Handling inverse optimal control problems using evolutionary bilevel optimization

Abstract

Optimal control is a task where it is desired to determine the inputs of a dynamical system that optimize (minimize or maximize) a specified cost functional, also known as performance index, while satisfying any constraints on behaviour of the system. As the name suggests, inverse optimal control is the opposite of the former one and thus is associated with mining of the cost functional, optimal behaviour of which fits the given results best. In this paper, we present the importance of evolutionary bilevel optimization techniques as a promising approach to solve inverse optimal control problems. Generally, inverse optimal control problems are found to be ill posed which makes them computationally expensive in addition to the associated redundancy with the solution.
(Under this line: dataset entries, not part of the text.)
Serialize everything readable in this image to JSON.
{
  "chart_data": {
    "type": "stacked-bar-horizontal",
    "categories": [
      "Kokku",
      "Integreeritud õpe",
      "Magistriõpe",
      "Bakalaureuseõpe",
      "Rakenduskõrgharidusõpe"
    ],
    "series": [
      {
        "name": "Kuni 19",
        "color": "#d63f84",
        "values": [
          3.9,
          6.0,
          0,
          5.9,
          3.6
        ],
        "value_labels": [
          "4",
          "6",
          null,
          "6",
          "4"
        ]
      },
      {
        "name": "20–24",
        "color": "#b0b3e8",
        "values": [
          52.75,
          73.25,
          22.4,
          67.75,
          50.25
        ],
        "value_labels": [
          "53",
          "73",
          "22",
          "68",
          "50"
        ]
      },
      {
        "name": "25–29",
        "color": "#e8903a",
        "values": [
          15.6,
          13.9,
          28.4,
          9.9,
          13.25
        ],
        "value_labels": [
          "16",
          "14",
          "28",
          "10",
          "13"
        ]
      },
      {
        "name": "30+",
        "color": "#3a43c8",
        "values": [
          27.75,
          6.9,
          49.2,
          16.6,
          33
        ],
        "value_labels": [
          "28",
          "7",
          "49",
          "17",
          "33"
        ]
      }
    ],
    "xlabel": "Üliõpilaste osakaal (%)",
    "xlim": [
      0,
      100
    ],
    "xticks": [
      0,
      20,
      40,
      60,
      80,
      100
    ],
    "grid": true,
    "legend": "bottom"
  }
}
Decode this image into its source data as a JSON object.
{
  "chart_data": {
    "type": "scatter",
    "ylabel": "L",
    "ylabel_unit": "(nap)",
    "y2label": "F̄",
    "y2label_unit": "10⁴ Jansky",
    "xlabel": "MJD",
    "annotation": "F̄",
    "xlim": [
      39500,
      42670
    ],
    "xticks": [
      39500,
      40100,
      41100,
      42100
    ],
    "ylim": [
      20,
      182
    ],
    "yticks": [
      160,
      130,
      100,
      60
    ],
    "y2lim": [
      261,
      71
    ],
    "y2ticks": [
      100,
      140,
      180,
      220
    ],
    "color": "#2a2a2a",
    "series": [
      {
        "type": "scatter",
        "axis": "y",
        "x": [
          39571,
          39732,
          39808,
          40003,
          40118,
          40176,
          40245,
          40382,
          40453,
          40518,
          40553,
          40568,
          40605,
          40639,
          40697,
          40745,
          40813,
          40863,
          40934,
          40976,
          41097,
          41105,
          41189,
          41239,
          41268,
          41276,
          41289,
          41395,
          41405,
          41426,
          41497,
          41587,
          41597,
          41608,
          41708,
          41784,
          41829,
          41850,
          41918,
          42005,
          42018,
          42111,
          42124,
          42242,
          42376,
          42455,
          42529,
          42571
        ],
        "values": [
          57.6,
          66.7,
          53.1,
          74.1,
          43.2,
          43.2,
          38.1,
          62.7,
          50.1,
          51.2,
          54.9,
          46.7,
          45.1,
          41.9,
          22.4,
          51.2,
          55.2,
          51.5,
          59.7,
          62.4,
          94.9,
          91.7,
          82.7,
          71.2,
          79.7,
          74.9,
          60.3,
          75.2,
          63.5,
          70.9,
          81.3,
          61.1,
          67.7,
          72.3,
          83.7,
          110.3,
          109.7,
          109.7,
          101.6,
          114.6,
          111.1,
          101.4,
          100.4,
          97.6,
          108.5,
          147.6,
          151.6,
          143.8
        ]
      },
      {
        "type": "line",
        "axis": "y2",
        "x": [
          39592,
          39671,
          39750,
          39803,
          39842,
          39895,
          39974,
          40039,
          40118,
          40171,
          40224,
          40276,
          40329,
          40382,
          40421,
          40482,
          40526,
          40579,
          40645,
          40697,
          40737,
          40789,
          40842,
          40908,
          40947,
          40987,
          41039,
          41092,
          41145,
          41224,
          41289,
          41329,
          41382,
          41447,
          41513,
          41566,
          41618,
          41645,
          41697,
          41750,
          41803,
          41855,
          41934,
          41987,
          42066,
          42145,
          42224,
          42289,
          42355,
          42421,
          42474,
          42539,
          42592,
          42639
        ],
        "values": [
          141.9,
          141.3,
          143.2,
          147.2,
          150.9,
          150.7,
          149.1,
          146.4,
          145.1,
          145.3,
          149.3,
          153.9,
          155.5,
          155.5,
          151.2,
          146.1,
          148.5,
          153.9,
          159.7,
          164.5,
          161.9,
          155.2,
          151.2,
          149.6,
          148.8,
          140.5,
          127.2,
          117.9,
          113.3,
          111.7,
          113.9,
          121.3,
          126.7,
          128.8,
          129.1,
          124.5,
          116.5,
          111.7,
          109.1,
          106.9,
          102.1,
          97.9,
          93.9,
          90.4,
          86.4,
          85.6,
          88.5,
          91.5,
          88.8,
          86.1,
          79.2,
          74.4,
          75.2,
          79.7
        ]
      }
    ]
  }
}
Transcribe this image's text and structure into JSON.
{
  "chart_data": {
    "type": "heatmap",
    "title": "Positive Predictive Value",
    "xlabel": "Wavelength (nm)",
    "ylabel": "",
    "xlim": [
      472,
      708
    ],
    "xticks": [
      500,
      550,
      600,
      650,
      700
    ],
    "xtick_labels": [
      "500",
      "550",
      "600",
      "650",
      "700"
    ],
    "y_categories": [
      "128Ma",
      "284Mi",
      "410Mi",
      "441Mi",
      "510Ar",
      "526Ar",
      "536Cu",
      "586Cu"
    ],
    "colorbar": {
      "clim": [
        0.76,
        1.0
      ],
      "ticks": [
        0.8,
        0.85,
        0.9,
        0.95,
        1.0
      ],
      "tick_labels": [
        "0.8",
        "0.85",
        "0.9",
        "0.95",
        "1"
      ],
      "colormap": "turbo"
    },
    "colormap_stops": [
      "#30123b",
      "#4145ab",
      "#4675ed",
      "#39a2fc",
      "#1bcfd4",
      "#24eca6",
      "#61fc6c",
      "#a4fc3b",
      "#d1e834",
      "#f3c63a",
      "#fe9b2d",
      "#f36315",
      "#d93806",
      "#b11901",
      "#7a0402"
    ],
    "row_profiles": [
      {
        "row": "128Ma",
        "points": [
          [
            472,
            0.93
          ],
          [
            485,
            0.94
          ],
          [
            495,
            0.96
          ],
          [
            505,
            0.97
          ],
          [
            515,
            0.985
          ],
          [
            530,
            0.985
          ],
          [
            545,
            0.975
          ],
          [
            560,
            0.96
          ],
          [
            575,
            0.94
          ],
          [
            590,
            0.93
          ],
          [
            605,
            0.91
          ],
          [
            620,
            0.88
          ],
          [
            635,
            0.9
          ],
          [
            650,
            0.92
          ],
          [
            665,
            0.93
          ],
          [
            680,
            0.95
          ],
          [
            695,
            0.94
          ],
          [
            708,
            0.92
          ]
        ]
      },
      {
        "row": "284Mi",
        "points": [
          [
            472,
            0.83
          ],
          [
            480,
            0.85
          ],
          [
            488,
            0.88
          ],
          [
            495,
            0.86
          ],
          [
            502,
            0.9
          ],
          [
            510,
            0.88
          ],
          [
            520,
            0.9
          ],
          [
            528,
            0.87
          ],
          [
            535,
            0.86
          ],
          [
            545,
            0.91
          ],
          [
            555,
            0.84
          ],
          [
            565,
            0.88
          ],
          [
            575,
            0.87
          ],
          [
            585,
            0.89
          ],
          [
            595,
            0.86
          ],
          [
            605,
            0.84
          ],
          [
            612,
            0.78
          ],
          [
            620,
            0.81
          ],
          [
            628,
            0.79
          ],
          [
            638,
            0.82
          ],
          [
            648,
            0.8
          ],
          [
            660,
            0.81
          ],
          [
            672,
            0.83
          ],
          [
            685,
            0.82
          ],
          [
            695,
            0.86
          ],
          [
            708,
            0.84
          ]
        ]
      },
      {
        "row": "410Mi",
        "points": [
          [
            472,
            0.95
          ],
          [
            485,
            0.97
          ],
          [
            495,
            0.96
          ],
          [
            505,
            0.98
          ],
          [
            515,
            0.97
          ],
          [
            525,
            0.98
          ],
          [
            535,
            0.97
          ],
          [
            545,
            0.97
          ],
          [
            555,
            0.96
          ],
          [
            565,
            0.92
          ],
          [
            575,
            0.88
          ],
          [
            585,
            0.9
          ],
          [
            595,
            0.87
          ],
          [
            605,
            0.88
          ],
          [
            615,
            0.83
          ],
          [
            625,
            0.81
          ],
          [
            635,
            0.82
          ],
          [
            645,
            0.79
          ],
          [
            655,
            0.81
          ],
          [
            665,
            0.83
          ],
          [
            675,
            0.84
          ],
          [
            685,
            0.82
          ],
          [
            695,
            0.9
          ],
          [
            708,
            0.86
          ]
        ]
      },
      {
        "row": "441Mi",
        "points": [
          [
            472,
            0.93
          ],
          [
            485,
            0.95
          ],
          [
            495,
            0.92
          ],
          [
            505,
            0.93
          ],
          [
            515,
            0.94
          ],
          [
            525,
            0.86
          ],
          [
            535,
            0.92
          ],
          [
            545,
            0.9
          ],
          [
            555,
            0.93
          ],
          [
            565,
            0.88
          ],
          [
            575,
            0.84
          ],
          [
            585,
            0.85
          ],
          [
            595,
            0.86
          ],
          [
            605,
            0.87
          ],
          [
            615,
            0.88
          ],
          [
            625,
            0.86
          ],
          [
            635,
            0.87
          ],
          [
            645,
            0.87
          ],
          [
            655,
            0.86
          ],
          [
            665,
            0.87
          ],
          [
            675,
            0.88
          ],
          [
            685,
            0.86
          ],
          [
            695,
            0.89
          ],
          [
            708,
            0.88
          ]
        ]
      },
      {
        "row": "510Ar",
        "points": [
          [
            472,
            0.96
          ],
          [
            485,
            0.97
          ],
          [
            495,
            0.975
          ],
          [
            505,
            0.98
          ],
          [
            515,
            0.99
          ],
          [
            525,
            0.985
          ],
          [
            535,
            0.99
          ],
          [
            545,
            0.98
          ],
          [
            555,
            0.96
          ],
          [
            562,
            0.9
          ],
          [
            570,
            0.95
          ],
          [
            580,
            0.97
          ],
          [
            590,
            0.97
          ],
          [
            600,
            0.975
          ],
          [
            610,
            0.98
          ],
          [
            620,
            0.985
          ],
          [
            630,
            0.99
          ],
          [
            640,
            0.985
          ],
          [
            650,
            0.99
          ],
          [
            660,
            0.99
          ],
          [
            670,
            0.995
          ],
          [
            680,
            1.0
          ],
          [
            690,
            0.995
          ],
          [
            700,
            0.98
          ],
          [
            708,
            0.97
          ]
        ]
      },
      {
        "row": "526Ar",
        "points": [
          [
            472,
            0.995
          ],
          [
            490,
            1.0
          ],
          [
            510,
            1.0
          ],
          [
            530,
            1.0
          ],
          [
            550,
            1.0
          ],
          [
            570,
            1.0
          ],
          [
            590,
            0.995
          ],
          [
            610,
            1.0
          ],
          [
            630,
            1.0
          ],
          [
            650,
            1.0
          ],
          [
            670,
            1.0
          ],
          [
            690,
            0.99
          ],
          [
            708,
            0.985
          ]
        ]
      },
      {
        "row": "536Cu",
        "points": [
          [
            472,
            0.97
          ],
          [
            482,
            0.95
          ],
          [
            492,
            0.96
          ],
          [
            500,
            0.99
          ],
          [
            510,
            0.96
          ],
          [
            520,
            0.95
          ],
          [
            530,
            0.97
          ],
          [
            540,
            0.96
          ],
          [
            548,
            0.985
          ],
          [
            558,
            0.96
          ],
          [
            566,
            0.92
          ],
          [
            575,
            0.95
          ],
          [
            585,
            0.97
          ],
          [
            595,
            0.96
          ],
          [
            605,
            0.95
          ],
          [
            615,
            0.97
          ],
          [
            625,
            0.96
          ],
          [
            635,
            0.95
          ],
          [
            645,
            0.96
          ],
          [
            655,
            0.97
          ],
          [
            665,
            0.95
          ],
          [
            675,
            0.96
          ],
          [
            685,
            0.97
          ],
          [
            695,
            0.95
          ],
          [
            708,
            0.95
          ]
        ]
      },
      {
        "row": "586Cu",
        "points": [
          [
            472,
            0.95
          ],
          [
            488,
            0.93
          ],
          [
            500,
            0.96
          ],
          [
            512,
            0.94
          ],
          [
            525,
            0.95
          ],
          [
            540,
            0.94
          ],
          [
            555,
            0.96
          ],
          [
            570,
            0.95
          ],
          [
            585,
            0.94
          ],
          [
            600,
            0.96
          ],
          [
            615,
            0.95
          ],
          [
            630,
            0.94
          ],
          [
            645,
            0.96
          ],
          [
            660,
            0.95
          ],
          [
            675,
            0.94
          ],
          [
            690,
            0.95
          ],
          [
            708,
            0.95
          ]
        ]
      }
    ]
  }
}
Inverse optimal control theory works as a stepping stone in figuring out the underlying optimality criteria in a given task. It has several other applications in areas like Markov's Decision Processes and Game Theory. In our work, we solve inverse optimal control problems to retrieve the original functional in optimal control task using metaheuristic based bilevel optimization techniques. The dataset comprising of state variables generated from an optimal control problem is utilized to mine the functional. In the later part of our paper, we formulate a problem of human motion transfer as a bilevel optimization task, and subsequently solve it using a bilevel algorithm.